I am trying to configure Flume such that logs roll hourly or when they reach the default block size of HDFS (64 MB). Below is my current configuration:
imp-agent.channels.imp-ch1.type = memory
imp-agent.channels.imp-ch1.capacity = 40000
imp-agent.channels.imp-ch1.transactionCapacity = 1000
imp-agent.sources.avro-imp-source1.channels = imp-ch1
imp-agent.sources.avro-imp-source1.type = avro
imp-agent.sources.avro-imp-source1.bind = 0.0.0.0
imp-agent.sources.avro-imp-source1.port = 41414
imp-agent.sources.avro-imp-source1.interceptors = host1 timestamp1
imp-agent.sources.avro-imp-source1.interceptors.host1.type = host
imp-agent.sources.avro-imp-source1.interceptors.host1.useIP = false
imp-agent.sources.avro-imp-source1.interceptors.timestamp1.type = timestamp
imp-agent.sinks.hdfs-imp-sink1.channel = imp-ch1
imp-agent.sinks.hdfs-imp-sink1.type = hdfs
imp-agent.sinks.hdfs-imp-sink1.hdfs.path = hdfs://mynamenode:8020/flume/impressions/yr=%Y/mo=%m/d=%d/logger=%{host}s1/
imp-agent.sinks.hdfs-imp-sink1.hdfs.filePrefix = Impr
imp-agent.sinks.hdfs-imp-sink1.hdfs.batchSize = 10
imp-agent.sinks.hdfs-imp-sink1.hdfs.rollInterval = 3600
imp-agent.sinks.hdfs-imp-sink1.hdfs.rollCount = 0
imp-agent.sinks.hdfs-imp-sink1.hdfs.rollSize = 66584576
imp-agent.channels = imp-ch1
imp-agent.sources = avro-imp-source1
imp-agent.sinks = hdfs-imp-sink1
My intention with the configuration above is to write to HDFS in batches of 10 and then roll the file being written to hourly.
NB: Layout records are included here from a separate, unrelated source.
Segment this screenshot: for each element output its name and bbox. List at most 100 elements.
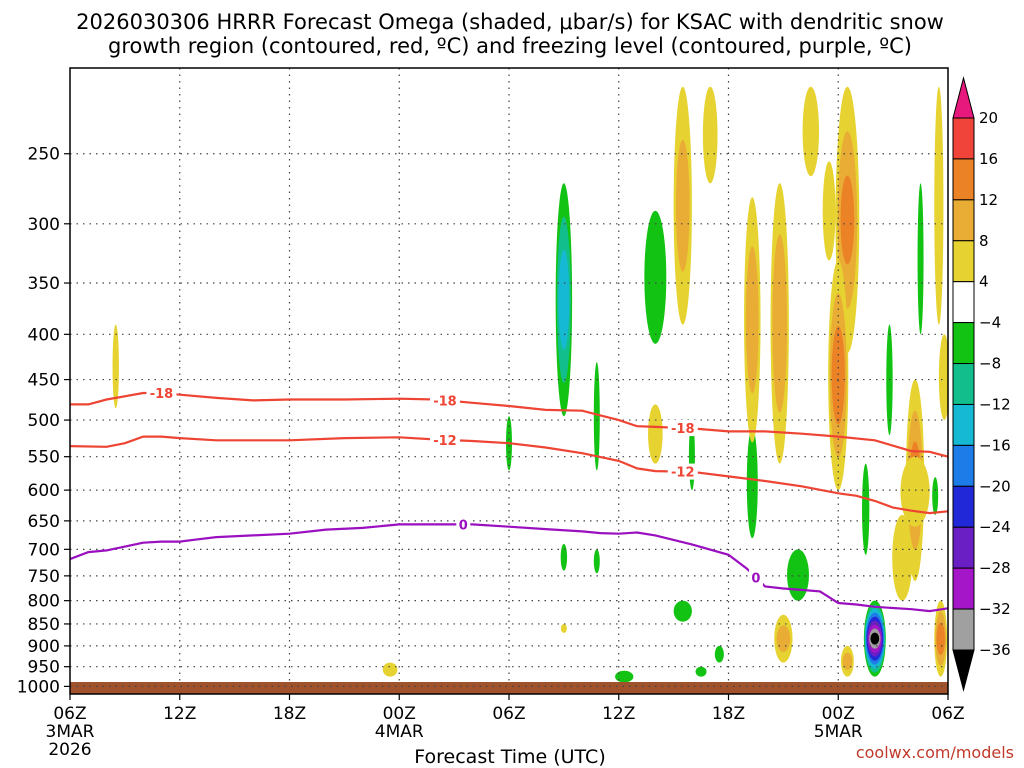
colorbar-bottom-arrow <box>952 649 975 692</box>
omega-cell-14-band <box>673 600 692 622</box>
colorbar-tick-8: −16 <box>979 436 1011 454</box>
omega-cell-36-band <box>936 622 945 655</box>
omega-cell-24-band <box>840 175 855 265</box>
omega-cell-23-band <box>822 161 836 261</box>
xtick-label-5: 12Z <box>602 704 635 724</box>
ytick-label-300: 300 <box>28 215 60 235</box>
xtick-label-4: 06Z <box>492 704 525 724</box>
contour-label-bg--18C-0 <box>146 385 177 402</box>
omega-cell-20-band <box>776 625 791 652</box>
colorbar-bin-6 <box>952 322 975 365</box>
omega-cell-3-band <box>558 249 570 350</box>
ytick-label-950: 950 <box>28 658 60 678</box>
colorbar-bin-10 <box>952 485 975 528</box>
contour-label-bg-0C-1 <box>748 569 763 586</box>
colorbar-tick-0: 20 <box>979 109 998 127</box>
chart-title-line-2: growth region (contoured, red, ºC) and f… <box>108 34 912 58</box>
contour-label-0C-1: 0 <box>751 572 760 587</box>
omega-cell-5-band <box>560 623 567 633</box>
colorbar-bin-12 <box>952 567 975 610</box>
omega-cell-33-band <box>917 183 924 335</box>
colorbar-bin-1 <box>952 117 975 160</box>
xtick-label-1: 12Z <box>163 704 196 724</box>
ytick-label-600: 600 <box>28 481 60 501</box>
contour-label-bg--12C-1 <box>667 463 698 480</box>
xtick-label-8: 06Z <box>931 704 964 724</box>
contour-label--18C-2: -18 <box>671 422 695 437</box>
colorbar-bin-3 <box>952 199 975 242</box>
ytick-label-250: 250 <box>28 145 60 165</box>
xtick-date-7: 5MAR <box>814 722 863 742</box>
ytick-label-400: 400 <box>28 325 60 345</box>
colorbar: 20 16 12 8 4 −4 −8 −12 −16 −20 −24 −28 −32 −36 <box>952 76 1011 692</box>
colorbar-tick-5: −4 <box>979 314 1001 332</box>
colorbar-tick-7: −12 <box>979 395 1011 413</box>
xtick-date-0: 3MAR <box>46 722 95 742</box>
x-axis-label: Forecast Time (UTC) <box>414 746 605 768</box>
ytick-label-850: 850 <box>28 615 60 635</box>
contour-label--12C-1: -12 <box>671 466 695 481</box>
xtick-label-0: 06Z <box>53 704 86 724</box>
omega-shading-layer <box>112 86 948 683</box>
omega-cell-18-band <box>745 246 759 394</box>
omega-cell-15-band <box>714 645 724 663</box>
colorbar-tick-1: 16 <box>979 150 998 168</box>
omega-cell-25-band <box>831 326 845 425</box>
omega-cell-6-band <box>593 362 600 471</box>
ground-strip <box>70 682 948 694</box>
colorbar-bin-4 <box>952 240 975 283</box>
ytick-label-1000: 1000 <box>17 677 60 697</box>
omega-cell-1-band <box>382 662 398 677</box>
contour--12C <box>70 435 948 515</box>
colorbar-tick-2: 12 <box>979 191 998 209</box>
colorbar-bin-2 <box>952 158 975 201</box>
omega-cell-34-band <box>934 86 944 325</box>
contour-label-bg--18C-2 <box>667 420 698 437</box>
contour-label-0C-0: 0 <box>459 518 468 533</box>
colorbar-tick-6: −8 <box>979 355 1001 373</box>
omega-cell-26-band <box>842 652 853 670</box>
omega-cell-4-band <box>560 543 568 571</box>
contour-label--18C-1: -18 <box>433 394 457 409</box>
ytick-label-350: 350 <box>28 274 60 294</box>
omega-cell-17-band <box>746 427 758 539</box>
omega-cell-10-band <box>648 404 663 464</box>
omega-cell-9-band <box>644 210 667 344</box>
contour-layer: -18 -18 -18 -12 -12 0 0 <box>70 385 948 613</box>
contour-label-bg--18C-1 <box>429 392 460 409</box>
xtick-year-0: 2026 <box>48 740 91 760</box>
omega-cell-22-band <box>802 86 820 177</box>
colorbar-tick-12: −32 <box>979 600 1011 618</box>
colorbar-bin-11 <box>952 526 975 569</box>
chart-title-line-1: 2026030306 HRRR Forecast Omega (shaded, … <box>76 10 944 34</box>
colorbar-bin-13 <box>952 608 975 651</box>
colorbar-bin-7 <box>952 363 975 405</box>
omega-cell-0-band <box>112 324 119 409</box>
colorbar-tick-4: 4 <box>979 273 989 291</box>
colorbar-tick-11: −28 <box>979 559 1011 577</box>
ytick-label-500: 500 <box>28 411 60 431</box>
ytick-label-550: 550 <box>28 448 60 468</box>
xtick-label-2: 18Z <box>273 704 306 724</box>
y-axis-ticks: 2503003504004505005506006507007508008509… <box>17 145 70 697</box>
xtick-date-3: 4MAR <box>375 722 424 742</box>
contour-label-bg--12C-0 <box>429 431 460 448</box>
contour-label-bg-0C-0 <box>456 516 471 533</box>
ytick-label-800: 800 <box>28 592 60 612</box>
colorbar-tick-13: −36 <box>979 641 1011 659</box>
omega-cell-8-band <box>615 670 634 683</box>
omega-cell-11-band <box>675 139 690 272</box>
xtick-label-7: 00Z <box>822 704 855 724</box>
omega-cell-32-band <box>900 456 930 527</box>
ground-layer <box>70 682 948 694</box>
omega-cell-27-band <box>862 463 870 555</box>
ytick-label-450: 450 <box>28 371 60 391</box>
contour-0C <box>70 523 948 613</box>
omega-cell-30-band <box>892 514 913 601</box>
omega-cell-19-band <box>772 234 788 413</box>
site-credit: coolwx.com/models <box>856 743 1014 762</box>
xtick-label-6: 18Z <box>712 704 745 724</box>
colorbar-tick-3: 8 <box>979 232 989 250</box>
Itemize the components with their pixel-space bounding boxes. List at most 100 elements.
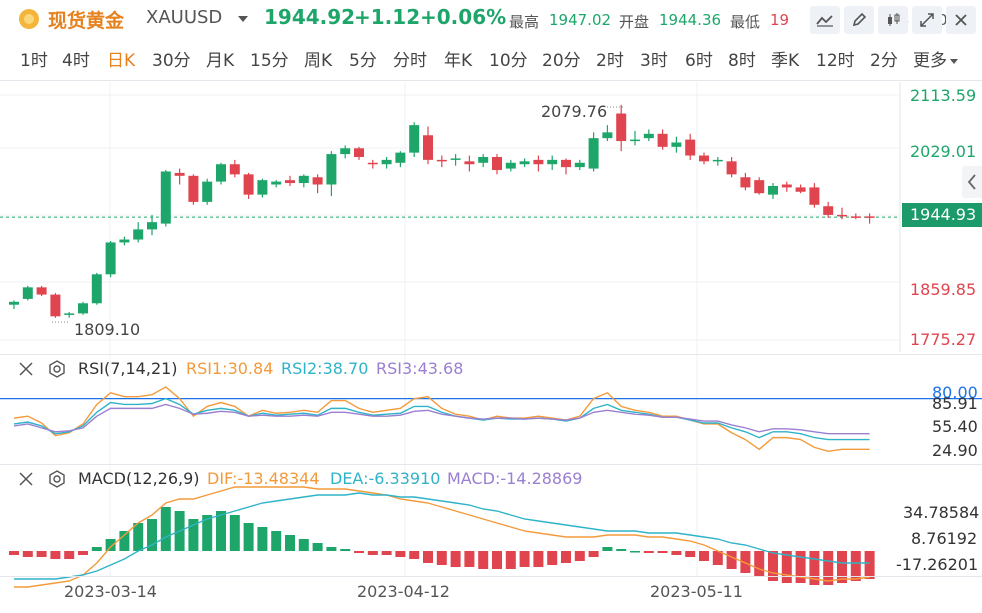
rsi-header: RSI(7,14,21) RSI1:30.84 RSI2:38.70 RSI3:… [0, 359, 982, 381]
macd-bar [657, 551, 668, 553]
period-tab[interactable]: 3时 [640, 51, 668, 71]
candle-body [837, 214, 847, 217]
period-tab[interactable]: 年K [444, 51, 473, 71]
settings-hexagon-icon[interactable] [48, 360, 66, 378]
period-tab[interactable]: 15分 [250, 51, 289, 71]
macd-bar [616, 549, 627, 551]
macd-bar [312, 543, 323, 551]
close-icon[interactable] [18, 471, 34, 487]
period-tab[interactable]: 2分 [870, 51, 898, 71]
macd-bar [464, 551, 475, 567]
macd-bar [795, 551, 806, 583]
candle-body [64, 313, 75, 315]
low-value: 19 [770, 11, 790, 29]
chevron-down-icon [950, 58, 958, 64]
macd-bar [726, 551, 737, 569]
candle-body [395, 152, 406, 163]
candle-body [285, 180, 295, 184]
line-chart-icon[interactable] [810, 6, 840, 34]
period-tab[interactable]: 10分 [489, 51, 528, 71]
candle-style-icon[interactable] [878, 6, 908, 34]
macd-header: MACD(12,26,9) DIF:-13.48344 DEA:-6.33910… [0, 469, 982, 491]
macd-bar [823, 551, 834, 585]
candle-body [478, 156, 489, 163]
macd-bar [699, 551, 709, 561]
macd-bar [574, 551, 585, 561]
period-tab[interactable]: 6时 [685, 51, 713, 71]
period-tab[interactable]: 5分 [349, 51, 377, 71]
macd-bar [685, 551, 696, 557]
candle-body [160, 171, 171, 224]
candle-body [588, 138, 599, 169]
quote-header: 现货黄金 XAUUSD 1944.92 +1.12 +0.06% 最高 1947… [0, 0, 982, 38]
high-annotation: 2079.76 [541, 102, 608, 121]
period-tab[interactable]: 1时 [20, 51, 48, 71]
period-tab[interactable]: 周K [304, 51, 333, 71]
macd-tick-2: 8.76192 [911, 529, 978, 548]
candle-body [505, 162, 516, 169]
more-periods-button[interactable]: 更多 [913, 46, 958, 71]
macd-bar [381, 551, 392, 555]
period-tab[interactable]: 20分 [542, 51, 581, 71]
period-tab[interactable]: 4时 [62, 51, 90, 71]
macd-tick-1: 34.78584 [903, 503, 980, 522]
macd-bar [450, 551, 461, 567]
candle-body [9, 301, 19, 305]
symbol-name[interactable]: 现货黄金 [48, 10, 125, 32]
price-tick-2: 2029.01 [910, 142, 977, 161]
candle-body [699, 155, 709, 162]
candle-body [740, 177, 751, 188]
period-tab[interactable]: 日K [107, 51, 136, 71]
fullscreen-icon[interactable] [912, 6, 942, 34]
macd-bar [588, 551, 599, 557]
low-annotation: 1809.10 [74, 320, 141, 339]
symbol-code[interactable]: XAUUSD [146, 7, 223, 28]
dif-line [14, 486, 870, 588]
macd-bar [602, 547, 613, 551]
macd-bar [768, 551, 778, 581]
period-tab[interactable]: 12时 [816, 51, 855, 71]
toolbar-icons [810, 6, 976, 34]
period-tab[interactable]: 季K [771, 51, 800, 71]
rsi3-value: RSI3:43.68 [376, 359, 464, 378]
candle-body [340, 148, 351, 155]
close-icon[interactable] [18, 361, 34, 377]
macd-bar [243, 523, 254, 551]
period-tab[interactable]: 2时 [596, 51, 624, 71]
macd-bar [533, 551, 544, 567]
candle-body [685, 139, 696, 156]
candle-body [119, 239, 130, 243]
settings-hexagon-icon[interactable] [48, 470, 66, 488]
open-label: 开盘 [619, 13, 650, 31]
period-tab[interactable]: 分时 [393, 51, 427, 71]
close-icon[interactable] [946, 6, 976, 34]
macd-bar [864, 551, 875, 579]
macd-bar [492, 551, 502, 569]
macd-bar [837, 551, 847, 583]
macd-bar [850, 551, 861, 581]
period-tab[interactable]: 8时 [728, 51, 756, 71]
candle-body [147, 222, 157, 230]
macd-bar [809, 551, 820, 585]
candle-body [616, 113, 627, 142]
symbol-dropdown-icon[interactable] [238, 16, 248, 22]
rsi3-line [13, 403, 870, 435]
divider [0, 464, 982, 465]
candle-body [574, 162, 585, 168]
macd-dif: DIF:-13.48344 [207, 469, 320, 488]
price-tick-1: 2113.59 [910, 86, 977, 105]
period-tab[interactable]: 30分 [152, 51, 191, 71]
collapse-panel-button[interactable] [962, 166, 982, 198]
macd-bar [216, 511, 226, 551]
period-tab[interactable]: 月K [206, 51, 235, 71]
candle-body [78, 303, 88, 314]
candle-body [174, 172, 185, 176]
candle-body [533, 159, 544, 165]
draw-pencil-icon[interactable] [844, 6, 874, 34]
candle-body [712, 159, 723, 162]
macd-bar [285, 535, 295, 551]
more-periods-label: 更多 [913, 51, 947, 71]
candle-body [216, 164, 226, 182]
rsi1-line [13, 386, 870, 452]
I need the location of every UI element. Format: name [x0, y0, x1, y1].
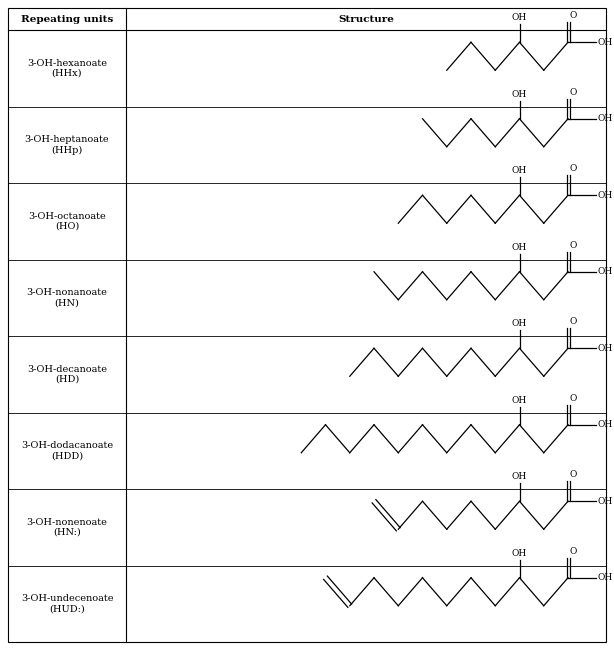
- Text: O: O: [569, 11, 577, 20]
- Text: OH: OH: [597, 267, 612, 276]
- Text: OH: OH: [512, 166, 527, 176]
- Text: OH: OH: [512, 90, 527, 99]
- Text: OH: OH: [512, 473, 527, 481]
- Text: OH: OH: [597, 573, 612, 582]
- Text: 3-OH-dodacanoate
(HDD): 3-OH-dodacanoate (HDD): [21, 441, 113, 460]
- Text: O: O: [569, 470, 577, 479]
- Text: O: O: [569, 317, 577, 326]
- Text: O: O: [569, 240, 577, 250]
- Text: O: O: [569, 164, 577, 174]
- Text: OH: OH: [597, 421, 612, 429]
- Text: OH: OH: [512, 549, 527, 558]
- Text: OH: OH: [597, 190, 612, 200]
- Text: Structure: Structure: [338, 14, 394, 23]
- Text: OH: OH: [597, 114, 612, 124]
- Text: 3-OH-undecenoate
(HUD:): 3-OH-undecenoate (HUD:): [21, 594, 113, 614]
- Text: OH: OH: [512, 13, 527, 22]
- Text: OH: OH: [512, 396, 527, 405]
- Text: OH: OH: [597, 38, 612, 47]
- Text: 3-OH-hexanoate
(HHx): 3-OH-hexanoate (HHx): [27, 58, 107, 78]
- Text: O: O: [569, 547, 577, 556]
- Text: O: O: [569, 88, 577, 97]
- Text: 3-OH-nonenoate
(HN:): 3-OH-nonenoate (HN:): [26, 517, 107, 537]
- Text: OH: OH: [512, 319, 527, 328]
- Text: Repeating units: Repeating units: [21, 14, 113, 23]
- Text: OH: OH: [597, 497, 612, 506]
- Text: 3-OH-decanoate
(HD): 3-OH-decanoate (HD): [27, 365, 107, 384]
- Text: 3-OH-nonanoate
(HN): 3-OH-nonanoate (HN): [26, 288, 107, 307]
- Text: 3-OH-heptanoate
(HHp): 3-OH-heptanoate (HHp): [25, 135, 109, 155]
- Text: OH: OH: [512, 242, 527, 252]
- Text: 3-OH-octanoate
(HO): 3-OH-octanoate (HO): [28, 211, 106, 231]
- Text: OH: OH: [597, 344, 612, 353]
- Text: O: O: [569, 394, 577, 403]
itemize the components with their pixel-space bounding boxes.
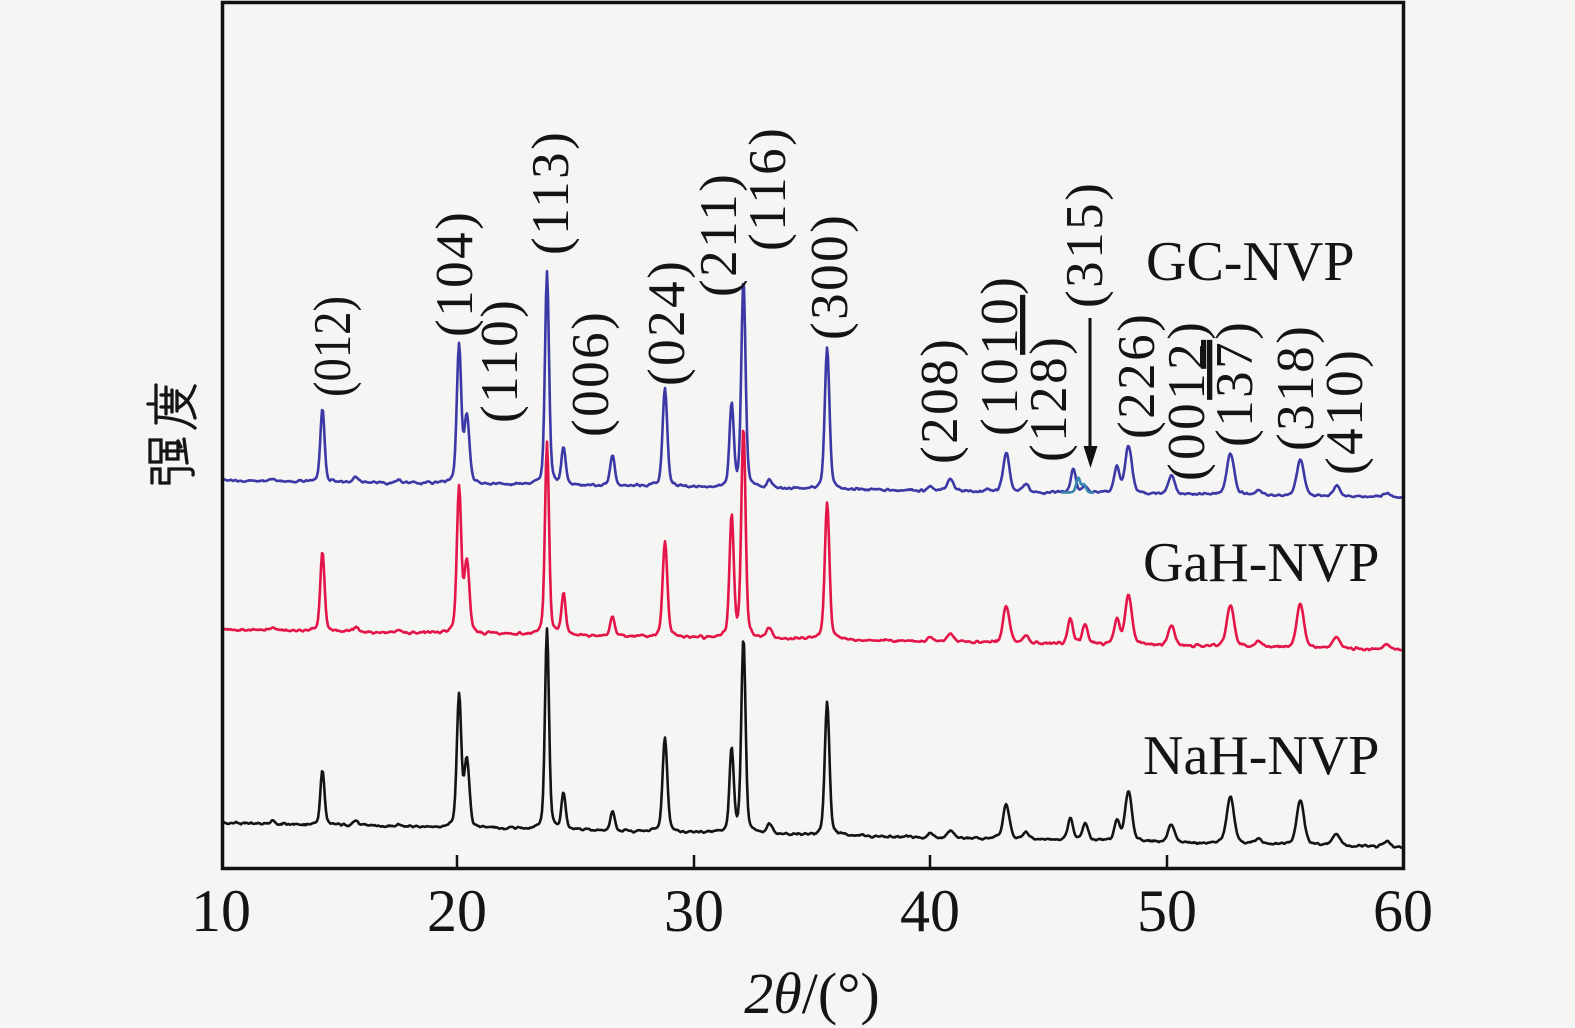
svg-text:10: 10 [191, 878, 251, 944]
svg-text:(1010): (1010) [971, 274, 1029, 436]
svg-text:(300): (300) [801, 213, 859, 340]
svg-text:(024): (024) [638, 259, 696, 386]
svg-text:(012): (012) [303, 296, 361, 397]
svg-text:40: 40 [900, 878, 960, 944]
svg-text:(226): (226) [1108, 312, 1166, 439]
svg-text:(006): (006) [562, 310, 620, 437]
svg-text:20: 20 [427, 878, 487, 944]
svg-text:60: 60 [1373, 878, 1433, 944]
svg-text:(410): (410) [1316, 348, 1374, 475]
svg-text:GaH-NVP: GaH-NVP [1143, 532, 1379, 594]
svg-text:(110): (110) [471, 298, 529, 423]
svg-text:(137): (137) [1206, 320, 1264, 447]
svg-text:30: 30 [664, 878, 724, 944]
svg-text:(116): (116) [739, 126, 797, 251]
svg-text:(113): (113) [522, 130, 580, 255]
svg-text:(128): (128) [1020, 335, 1078, 462]
svg-text:50: 50 [1137, 878, 1197, 944]
svg-text:(211): (211) [690, 172, 748, 297]
svg-text:NaH-NVP: NaH-NVP [1143, 725, 1379, 787]
svg-text:(104): (104) [426, 210, 484, 337]
svg-text:(315): (315) [1056, 181, 1114, 308]
svg-text:(318): (318) [1267, 324, 1325, 451]
svg-text:GC-NVP: GC-NVP [1146, 231, 1354, 293]
svg-text:(208): (208) [911, 337, 969, 464]
svg-text:2θ/(°): 2θ/(°) [744, 961, 879, 1026]
svg-text:(0012): (0012) [1158, 319, 1216, 481]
What I am seeing is that all of the data appears to be held in memory until since I am under 64MB until the files rolls after 1 hour. Are there any settings I should be tweaking in order to get my desired behavior?
To answer myself, Flume is writing the data to HDFS in batches. The file length is reported as open because a block is in process of being written to.